4 actions = breaking the meat and disappearing
In addition to getting old, loose arm muscles can also cause body obesity, stiff shoulders, headaches and many other problems! The following demonstrates 4 simple actions to easily eliminate breaking meat.
Action 1: Little finger exercise
The little finger is connected to the arm muscles. If you consciously move the little finger at ordinary times, you can achieve the effect of tightening the arm.
1. When taking the bus or MRT while pulling the ring or carrying the bag, squeeze the middle finger, ring finger, and little finger firmly.
2. When brushing your teeth, the little finger can also improve the looseness of the arm.
Action 2: Rotate the arm
1. Stretch your hands forward and relax, with the back of your hand facing up and the palm of your hand down.
2. Then turn your hands from the inside to the outside, as if you want to turn your little finger upwards, turning your palms upwards. This action can stimulate the muscles on the outside of the arm.
3. After repeating 10 times, maintain the small pointing up position for 5 seconds.
Action 3: Stretch your arms and underarms
In addition to the arm and armpit muscles, this movement can also be moved to the shoulder blades.
1. Fold your hands on top of your head, with your elbows about the height of your ears.

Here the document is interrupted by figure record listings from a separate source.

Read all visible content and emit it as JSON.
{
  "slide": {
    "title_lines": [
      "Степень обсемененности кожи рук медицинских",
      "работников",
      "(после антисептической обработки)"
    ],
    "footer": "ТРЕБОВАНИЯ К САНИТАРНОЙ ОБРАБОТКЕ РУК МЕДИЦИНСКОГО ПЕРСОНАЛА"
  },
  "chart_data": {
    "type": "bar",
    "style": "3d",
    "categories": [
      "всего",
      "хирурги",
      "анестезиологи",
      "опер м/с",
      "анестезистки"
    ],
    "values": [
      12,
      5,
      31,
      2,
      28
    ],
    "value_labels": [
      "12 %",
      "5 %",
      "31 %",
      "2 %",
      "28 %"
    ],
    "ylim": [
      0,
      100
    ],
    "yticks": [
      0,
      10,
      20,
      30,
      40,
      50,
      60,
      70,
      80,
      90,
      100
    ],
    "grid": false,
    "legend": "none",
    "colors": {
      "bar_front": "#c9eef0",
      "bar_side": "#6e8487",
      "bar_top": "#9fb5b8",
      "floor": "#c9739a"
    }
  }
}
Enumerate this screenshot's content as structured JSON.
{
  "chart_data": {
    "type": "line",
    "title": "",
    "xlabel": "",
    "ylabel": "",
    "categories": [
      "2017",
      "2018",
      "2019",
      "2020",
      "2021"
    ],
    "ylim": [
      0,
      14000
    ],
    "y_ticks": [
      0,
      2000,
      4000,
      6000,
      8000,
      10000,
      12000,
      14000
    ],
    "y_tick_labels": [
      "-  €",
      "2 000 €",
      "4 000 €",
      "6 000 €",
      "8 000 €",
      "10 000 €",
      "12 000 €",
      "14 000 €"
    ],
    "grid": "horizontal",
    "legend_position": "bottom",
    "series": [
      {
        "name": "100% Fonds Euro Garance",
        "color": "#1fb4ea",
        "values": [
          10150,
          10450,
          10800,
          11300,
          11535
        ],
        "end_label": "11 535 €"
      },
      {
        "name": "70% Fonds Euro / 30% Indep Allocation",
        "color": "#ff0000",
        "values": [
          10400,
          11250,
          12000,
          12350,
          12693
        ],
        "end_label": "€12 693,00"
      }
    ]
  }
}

2. With the left hand, pull the right hand to the left with appropriate strength to reach the extent of stretching the underarms, and hold for 3 seconds.
3. Repeat 5 times on the left and right.
Action 4: Muscle training that can also be done on the table
1. Place the elbows of both left and right hands on the table.
2. Make a fist with your right hand and slowly push the force forward.
3. Place the palm of your left hand on the back of your right hand, as if you are about to pull your right hand back, and maintain this position for about 3 seconds while exhaling.
4. Do 5 times in turns with the left and right hands. Note that it is not the wrist exerting force, but the arm exerting force.